I was perusing social media the other day and came across an article from the World Economic Forum titled The 10 skills you need to thrive in the Fourth Industrial Revolution. The article talked about the next industrial revolution stating in 2020 (the year my son graduates high school) and what skills employers will find the most desirable in their employees. It also had the list of those skills from their 2015 report.

A few of my student found me blog the other day and asked why the last entry was so long ago. A very good questions. It inspired me to write a new post.

This list of skills got me thinking about what we teach our students. As high school teachers we tend to be content driven, thinking our content is the second most important (since we all know physics is the most important). Well on this list of skills there is no content material, so how does our teaching translate and prepare our students with these skills? And how does their grade or success in our class or score on a standardized test measure these skills?

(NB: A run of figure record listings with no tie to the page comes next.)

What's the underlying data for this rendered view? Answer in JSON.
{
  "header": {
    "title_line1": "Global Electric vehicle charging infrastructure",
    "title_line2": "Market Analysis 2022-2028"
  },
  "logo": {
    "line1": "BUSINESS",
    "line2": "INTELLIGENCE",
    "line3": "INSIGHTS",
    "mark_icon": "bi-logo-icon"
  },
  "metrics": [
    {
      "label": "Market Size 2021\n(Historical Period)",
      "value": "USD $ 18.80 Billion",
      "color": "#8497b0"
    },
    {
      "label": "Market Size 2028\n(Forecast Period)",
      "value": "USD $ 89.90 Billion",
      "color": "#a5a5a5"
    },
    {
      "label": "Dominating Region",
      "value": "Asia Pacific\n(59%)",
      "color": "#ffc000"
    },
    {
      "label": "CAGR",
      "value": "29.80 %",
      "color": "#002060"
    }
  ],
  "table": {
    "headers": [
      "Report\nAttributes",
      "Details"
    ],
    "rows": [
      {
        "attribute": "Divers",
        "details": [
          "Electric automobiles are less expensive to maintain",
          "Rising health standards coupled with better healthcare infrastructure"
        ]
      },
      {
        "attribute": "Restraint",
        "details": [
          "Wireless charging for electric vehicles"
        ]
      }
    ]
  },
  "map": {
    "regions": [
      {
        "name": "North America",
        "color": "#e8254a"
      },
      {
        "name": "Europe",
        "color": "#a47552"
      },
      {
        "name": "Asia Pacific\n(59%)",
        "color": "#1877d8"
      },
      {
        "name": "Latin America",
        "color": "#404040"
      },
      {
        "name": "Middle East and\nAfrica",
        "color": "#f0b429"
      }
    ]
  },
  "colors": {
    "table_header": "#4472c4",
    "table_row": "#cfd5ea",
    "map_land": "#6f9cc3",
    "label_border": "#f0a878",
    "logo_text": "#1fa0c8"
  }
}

It was also interesting to see what skills have moved up and down in importance in the last 5 years and are new or have been dropped from the list. I am not so sure how some of the skills on the list, especially the two new skills (Emotional Intelligence and Cognitive Flexibility) would be specifically measured. Well it just shows that the “Shift Happens” video from 2008 may have been correct: “We are currently preparing students for jobs that don’t yet exist, using technologies that haven’t been invented, in order to solve problems we don’t even know are problems yet”. The skills and objects we teach every day in class need to somehow ultimately give our students the skills they will need to be successfully in the fourth industrial revolution.